Why is populism so hostile to the climate agenda?
It’s not just about jobs – it’s also about values
Why is right-wing populism so often opposed to climate action? This is a question Professor Matthew Lockwood has been interested in for over 10 years. In the last five or six years an enormous amount of academic research has come onto the scene looking at the relationship between populism – particularly right-wing populism – and climate change. Here’s what he thinks we can learn from it.
In post-industrial countries, right-wing populism is rising. A recent study of 31 European countries found that the share of the vote going to populist parties rose from 12% twenty years ago to over 30% now, and most of this growth is happening on the right.
This is bad news for the climate agenda, since right-wing populist parties are increasingly sceptical about climate change.
So, what is right-wing populism? And where does it’s hostility to the climate agenda come from? Right-wing populism is often understood as a worldview that understands politics primarily in terms of the dynamics between three groups. First there is the People, a homogeneous group that comes from the country’s heartlands. This is the group that governments exist to serve. And then there are the Elites who run the government. And then there is another group – a minority group. This group is seen in this worldview as responsible for distracting or corrupting the Elites, and taking away their attention from what they should be focused on – the People.
A growing hostility to climate change
Right-wing populists are often primarily concerned with immigration, but the research shows very clearly that both the supporters of right-wing populist parties and those right-wing parties themselves, are more likely to be climate sceptics and more likely to be hostile to climate policy.
For many right-wing populist parties, the minority group that is seen as distracting and corrupting their Elites is often immigrants. But it’s not only immigrants doing this, in this worldview. Climate advocates are another minority group who are frequently understood as distracting and corrupting the Elites when it comes to energy and climate policy.
Historically, this antipathy to climate used to be strongest in Anglophone countries – in Australia under Abbott, Canada under Harper, and the US under Trump, for example. But it may also now be changing in Europe where we’re seeing a stronger anti-climate aspect to European right-wing populism.
Is this really about economics?
So what’s going on? There are two kinds of explanation from academic research on populism. One takes as its reference point structural change in Organisation for Economic Cooperation and Development countries over the last 30 or 40 years. The argument is that right-wing populism appeals especially to what the media often call “the left behind” communities; people whose jobs or economic security have been undermined by globalisation, technological change, and the shift to the knowledge economy.
So why would this group of people be hostile to climate policies? According to this argument, it’s because climate policies add to job losses and economic insecurities in sectors like coal mining. They also can increase taxes – which is a bitter pill for people under a lot of economic pressure.

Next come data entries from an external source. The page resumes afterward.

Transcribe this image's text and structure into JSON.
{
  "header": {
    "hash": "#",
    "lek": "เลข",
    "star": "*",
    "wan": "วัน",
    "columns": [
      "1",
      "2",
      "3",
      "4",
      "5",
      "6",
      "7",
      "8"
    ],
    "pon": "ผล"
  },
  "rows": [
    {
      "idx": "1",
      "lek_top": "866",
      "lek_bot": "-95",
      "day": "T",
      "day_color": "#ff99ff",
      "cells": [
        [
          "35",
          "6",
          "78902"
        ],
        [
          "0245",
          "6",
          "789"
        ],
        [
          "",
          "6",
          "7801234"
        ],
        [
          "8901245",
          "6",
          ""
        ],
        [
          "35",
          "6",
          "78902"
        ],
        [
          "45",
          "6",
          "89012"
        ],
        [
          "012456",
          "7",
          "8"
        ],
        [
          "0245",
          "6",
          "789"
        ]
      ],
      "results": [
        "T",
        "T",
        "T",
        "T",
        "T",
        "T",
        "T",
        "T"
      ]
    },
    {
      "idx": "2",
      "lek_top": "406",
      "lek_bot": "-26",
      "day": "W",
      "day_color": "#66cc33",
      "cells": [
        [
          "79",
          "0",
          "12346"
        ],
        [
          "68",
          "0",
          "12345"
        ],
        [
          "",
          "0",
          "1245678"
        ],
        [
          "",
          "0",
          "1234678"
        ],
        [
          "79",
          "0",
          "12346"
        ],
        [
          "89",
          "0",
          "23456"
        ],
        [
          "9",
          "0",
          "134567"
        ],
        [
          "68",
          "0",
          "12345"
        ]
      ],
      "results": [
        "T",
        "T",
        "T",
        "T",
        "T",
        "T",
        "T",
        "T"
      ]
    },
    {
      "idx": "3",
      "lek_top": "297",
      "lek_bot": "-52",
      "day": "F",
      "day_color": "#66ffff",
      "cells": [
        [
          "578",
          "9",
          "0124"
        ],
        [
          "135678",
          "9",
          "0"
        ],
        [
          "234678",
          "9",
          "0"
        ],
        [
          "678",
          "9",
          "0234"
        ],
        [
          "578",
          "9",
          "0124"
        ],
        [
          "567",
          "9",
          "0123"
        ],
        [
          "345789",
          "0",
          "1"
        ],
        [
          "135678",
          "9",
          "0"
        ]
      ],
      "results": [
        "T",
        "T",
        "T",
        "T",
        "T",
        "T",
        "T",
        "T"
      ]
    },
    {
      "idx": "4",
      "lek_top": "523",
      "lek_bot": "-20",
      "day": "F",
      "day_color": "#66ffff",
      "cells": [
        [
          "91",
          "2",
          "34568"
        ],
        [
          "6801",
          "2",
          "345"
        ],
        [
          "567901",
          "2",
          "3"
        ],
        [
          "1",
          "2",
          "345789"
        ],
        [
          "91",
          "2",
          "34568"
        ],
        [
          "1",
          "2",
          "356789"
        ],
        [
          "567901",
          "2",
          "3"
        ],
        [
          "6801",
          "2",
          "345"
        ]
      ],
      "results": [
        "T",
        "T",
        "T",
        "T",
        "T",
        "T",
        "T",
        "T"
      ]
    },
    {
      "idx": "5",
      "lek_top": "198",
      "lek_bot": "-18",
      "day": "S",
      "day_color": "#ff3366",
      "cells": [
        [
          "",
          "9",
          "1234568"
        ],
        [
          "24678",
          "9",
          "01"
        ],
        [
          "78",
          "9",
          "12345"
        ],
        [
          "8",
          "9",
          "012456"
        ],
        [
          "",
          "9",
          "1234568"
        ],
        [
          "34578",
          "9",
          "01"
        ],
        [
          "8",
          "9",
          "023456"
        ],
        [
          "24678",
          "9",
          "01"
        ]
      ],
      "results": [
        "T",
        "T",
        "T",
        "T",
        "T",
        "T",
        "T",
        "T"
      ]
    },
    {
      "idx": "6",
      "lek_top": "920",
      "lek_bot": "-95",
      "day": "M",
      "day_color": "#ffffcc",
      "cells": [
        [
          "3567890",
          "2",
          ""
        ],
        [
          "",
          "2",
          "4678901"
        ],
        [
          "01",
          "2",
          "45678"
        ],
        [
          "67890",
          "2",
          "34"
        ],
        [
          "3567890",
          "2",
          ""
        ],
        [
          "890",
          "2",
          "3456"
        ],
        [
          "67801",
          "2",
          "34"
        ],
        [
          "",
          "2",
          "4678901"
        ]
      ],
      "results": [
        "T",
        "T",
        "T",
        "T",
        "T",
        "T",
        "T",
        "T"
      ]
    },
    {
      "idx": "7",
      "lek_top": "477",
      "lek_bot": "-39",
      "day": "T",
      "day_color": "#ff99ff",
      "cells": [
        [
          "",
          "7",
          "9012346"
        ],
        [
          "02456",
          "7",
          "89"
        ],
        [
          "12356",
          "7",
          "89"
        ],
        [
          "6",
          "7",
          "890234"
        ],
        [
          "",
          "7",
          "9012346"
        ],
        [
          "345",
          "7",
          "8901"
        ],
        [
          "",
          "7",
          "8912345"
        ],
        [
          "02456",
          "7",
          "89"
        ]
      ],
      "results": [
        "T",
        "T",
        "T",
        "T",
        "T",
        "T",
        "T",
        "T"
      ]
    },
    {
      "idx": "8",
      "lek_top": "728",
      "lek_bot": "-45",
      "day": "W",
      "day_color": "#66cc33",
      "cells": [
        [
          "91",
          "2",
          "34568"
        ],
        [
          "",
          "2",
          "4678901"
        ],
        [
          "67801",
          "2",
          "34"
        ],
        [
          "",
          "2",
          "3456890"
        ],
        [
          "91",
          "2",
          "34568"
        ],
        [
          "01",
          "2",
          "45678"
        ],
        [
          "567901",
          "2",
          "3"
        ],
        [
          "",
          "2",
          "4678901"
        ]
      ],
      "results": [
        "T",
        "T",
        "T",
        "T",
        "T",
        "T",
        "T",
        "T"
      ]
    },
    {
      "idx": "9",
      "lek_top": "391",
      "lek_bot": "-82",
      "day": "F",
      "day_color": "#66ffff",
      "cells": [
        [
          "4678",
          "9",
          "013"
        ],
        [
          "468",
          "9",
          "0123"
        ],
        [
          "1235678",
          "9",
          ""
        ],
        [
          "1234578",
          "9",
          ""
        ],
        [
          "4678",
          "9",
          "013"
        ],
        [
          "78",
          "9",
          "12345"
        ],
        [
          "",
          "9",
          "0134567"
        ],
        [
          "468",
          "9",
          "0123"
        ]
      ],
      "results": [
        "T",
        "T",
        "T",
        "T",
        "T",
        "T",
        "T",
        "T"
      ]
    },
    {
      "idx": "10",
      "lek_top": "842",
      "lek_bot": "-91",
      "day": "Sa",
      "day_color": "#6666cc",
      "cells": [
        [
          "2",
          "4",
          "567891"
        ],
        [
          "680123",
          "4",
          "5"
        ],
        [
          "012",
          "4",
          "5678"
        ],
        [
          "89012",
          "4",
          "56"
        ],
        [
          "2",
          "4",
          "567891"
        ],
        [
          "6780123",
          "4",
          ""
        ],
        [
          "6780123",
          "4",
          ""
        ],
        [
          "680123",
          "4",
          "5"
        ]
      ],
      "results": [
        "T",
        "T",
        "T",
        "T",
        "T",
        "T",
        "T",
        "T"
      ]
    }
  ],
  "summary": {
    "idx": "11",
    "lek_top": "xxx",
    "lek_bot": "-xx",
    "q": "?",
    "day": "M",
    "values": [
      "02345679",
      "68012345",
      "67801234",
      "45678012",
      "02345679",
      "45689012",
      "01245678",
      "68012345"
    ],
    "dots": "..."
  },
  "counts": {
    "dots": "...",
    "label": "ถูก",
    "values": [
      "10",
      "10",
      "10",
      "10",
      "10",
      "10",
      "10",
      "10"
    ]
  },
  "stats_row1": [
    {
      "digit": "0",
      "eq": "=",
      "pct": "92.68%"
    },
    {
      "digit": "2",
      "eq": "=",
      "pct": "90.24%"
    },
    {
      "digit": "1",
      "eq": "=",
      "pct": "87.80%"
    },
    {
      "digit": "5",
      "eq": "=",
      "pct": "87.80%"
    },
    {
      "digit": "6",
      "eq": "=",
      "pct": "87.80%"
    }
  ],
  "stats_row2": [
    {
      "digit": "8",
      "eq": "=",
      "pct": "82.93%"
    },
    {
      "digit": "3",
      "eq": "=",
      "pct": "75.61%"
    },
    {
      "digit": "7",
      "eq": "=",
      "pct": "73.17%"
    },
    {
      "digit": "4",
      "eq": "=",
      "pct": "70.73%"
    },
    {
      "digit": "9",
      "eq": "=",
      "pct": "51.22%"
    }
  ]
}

But I think there are limits to this argument, and we need to look a bit deeper into why right-wing populism is so hostile to the climate agenda. I think it is also to do with ideology and values.
A nativist ideology
Academics often say that populism is a "thin" ideology in that it doesn’t have much content in itself, and other values have come in to populate it and give it direction. Right-wing populism in its current form in the US, and in Europe is very strongly nativist. This means that when right-wing populists are thinking about the groups who are distracting and corrupting their mainstream politicians, they think especially of cosmopolitan internationalist elites. They think of the EU and they think of international institutions.
And a lot of the institutional mechanisms of the climate agenda are international. Climate science research projects, the Intergovernmental Panel on Climate Change, the United Nations Framework Convention on Climate Change: these are all international. This means right-wing populism, in its current nativist form, is a worldview that is always going to be naturally suspicious of the climate agenda. The climate agenda is not only often constructed in the populist worldview as a concern of the cosmopolitan liberal elites. It is also enforced through the kinds of international institutional mechanisms that right-wing populists are predisposed to mistrust.
So when mainstream political parties think about the politics of climate change in an era where right-wing populism is on the rise, it’s important not to assume that a good economic case for climate action will carry the day. They will also need to understand that climate scepticism is very much baked into the right-wing populist worldview, and will take considerable effort to dislodge.